16. Jeff Graham (SD) - The Chargers have a wonderful schedule this season and in 13 games last season, Graham had 907 yards while receiving from Ryan Leaf and Jim Harbaugh. The Chargers will improve and so will the veteran Graham's numbers. Flutie has already began to look for this possession receiver and if Tomlinson can give even a credible performance, it will open the passing from the scrambling Flutie even more.
17. Laveranues Coles (NYJ) - Make no mistake - this guy is so fast he should have a drag chute hanging off his belt. Coles has made noticeable improvements in his route running and is now being considered for the #2 spot over Hatchette. The Jets will need to throw and Testeverde has been praising this second year player.
18. Marvin Minnis (KC) - The Chiefs will throw and contrary to some reports, not all the passes are for Gonzalez, Alexander and Holmes. Minnis has shown more ability to get open and catch the ball than journeyman Derrick Mayes this summer. While a bit lighter than what a normal receiver is (170 pounds), Minnis was a playmaker in college and could become Trent Green's favored streak down the sideline while the defense concentrates on the other three receivers I mentioned.

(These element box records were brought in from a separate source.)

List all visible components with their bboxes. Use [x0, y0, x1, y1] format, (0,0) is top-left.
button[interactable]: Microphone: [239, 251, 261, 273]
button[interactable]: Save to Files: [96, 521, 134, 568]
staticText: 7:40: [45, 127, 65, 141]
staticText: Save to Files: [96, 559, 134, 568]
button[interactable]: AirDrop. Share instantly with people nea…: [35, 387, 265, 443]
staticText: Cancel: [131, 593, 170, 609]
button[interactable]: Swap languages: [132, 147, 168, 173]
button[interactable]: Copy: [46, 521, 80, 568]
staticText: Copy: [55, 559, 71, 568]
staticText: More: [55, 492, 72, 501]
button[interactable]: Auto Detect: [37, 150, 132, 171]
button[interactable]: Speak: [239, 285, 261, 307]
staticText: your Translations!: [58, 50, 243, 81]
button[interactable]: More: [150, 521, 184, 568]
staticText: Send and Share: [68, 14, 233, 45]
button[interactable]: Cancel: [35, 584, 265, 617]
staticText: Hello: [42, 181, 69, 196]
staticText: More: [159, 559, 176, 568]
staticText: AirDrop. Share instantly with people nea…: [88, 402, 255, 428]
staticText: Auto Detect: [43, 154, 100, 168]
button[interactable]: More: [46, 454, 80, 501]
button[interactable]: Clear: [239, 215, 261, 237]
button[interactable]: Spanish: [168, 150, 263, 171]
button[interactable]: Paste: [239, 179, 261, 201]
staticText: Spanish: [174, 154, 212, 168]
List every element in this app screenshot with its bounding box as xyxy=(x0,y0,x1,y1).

19. Quincy Morgan (CLE) - Yes, we are into rookies here. And Morgan has opened some eyes in Cleveland already. Slated to start opposite Kevin Johnson, Morgan is raw but has impressed in camp. The Browns will not resemble their 2000 version this season with a new coach, new scheme and an again healthy Tim Couch. Morgan may not get drafted, but he will be on a roster at the end of the season guaranteed.

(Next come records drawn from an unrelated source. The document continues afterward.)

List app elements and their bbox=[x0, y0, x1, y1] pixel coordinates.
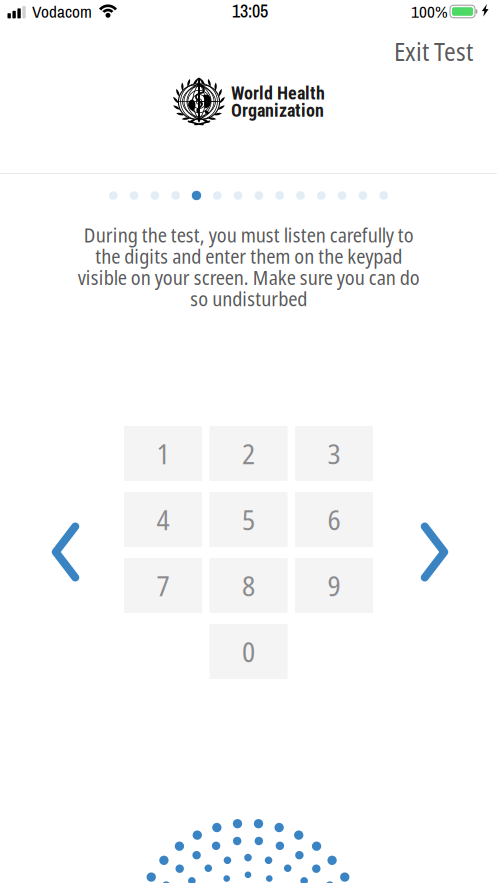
button[interactable]: Previous page bbox=[36, 512, 94, 592]
staticText: 7 bbox=[156, 566, 170, 604]
staticText: 9 bbox=[328, 566, 340, 604]
staticText: 8 bbox=[242, 566, 255, 604]
staticText: World Health bbox=[231, 84, 325, 102]
staticText: 0 bbox=[242, 632, 255, 670]
staticText: Organization bbox=[231, 102, 324, 120]
staticText: 2 bbox=[242, 434, 255, 472]
button[interactable]: 5 bbox=[210, 492, 288, 547]
staticText: 6 bbox=[328, 500, 340, 538]
staticText: 4 bbox=[156, 500, 170, 538]
staticText: Exit Test bbox=[394, 34, 473, 68]
staticText: 3 bbox=[328, 434, 340, 472]
staticText: Vodacom bbox=[32, 0, 92, 23]
button[interactable]: 3 bbox=[295, 426, 373, 481]
button[interactable]: Exit Test bbox=[380, 26, 487, 76]
button[interactable]: 0 bbox=[210, 624, 288, 679]
button[interactable]: 7 bbox=[124, 558, 202, 613]
staticText: During the test, you must listen careful… bbox=[78, 224, 420, 309]
staticText: 13:05 bbox=[232, 0, 268, 23]
staticText: 5 bbox=[242, 500, 255, 538]
button[interactable]: 2 bbox=[210, 426, 288, 481]
button[interactable]: 6 bbox=[295, 492, 373, 547]
button[interactable]: 9 bbox=[295, 558, 373, 613]
button[interactable]: Next page bbox=[406, 512, 464, 592]
staticText: 1 bbox=[156, 434, 170, 472]
button[interactable]: 4 bbox=[124, 492, 202, 547]
staticText: 100% bbox=[411, 0, 448, 23]
button[interactable]: 8 bbox=[210, 558, 288, 613]
button[interactable]: 1 bbox=[124, 426, 202, 481]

20. Chris Chambers (MIA) - I understand that rookie receivers for the Miami Dolphins is not exactly something that inspires squeals of delight, but Chambers is now challenging for the #2 role opposite Gadsden. He will more likely be a #3, but he has consistently impressed in camp and the Dolphins are stating a greater desire to throw downfield this season. In a deep keeper league, do not pass him by.
And so you have it now - 20 players worthy of watching as the season develops and a set of players to give a second thought to in your own assessments. Upside is the one thing players should have deeper in the draft when you are looking for back-ups because all too often they become your starters before it is all over. Good luck and good drafting!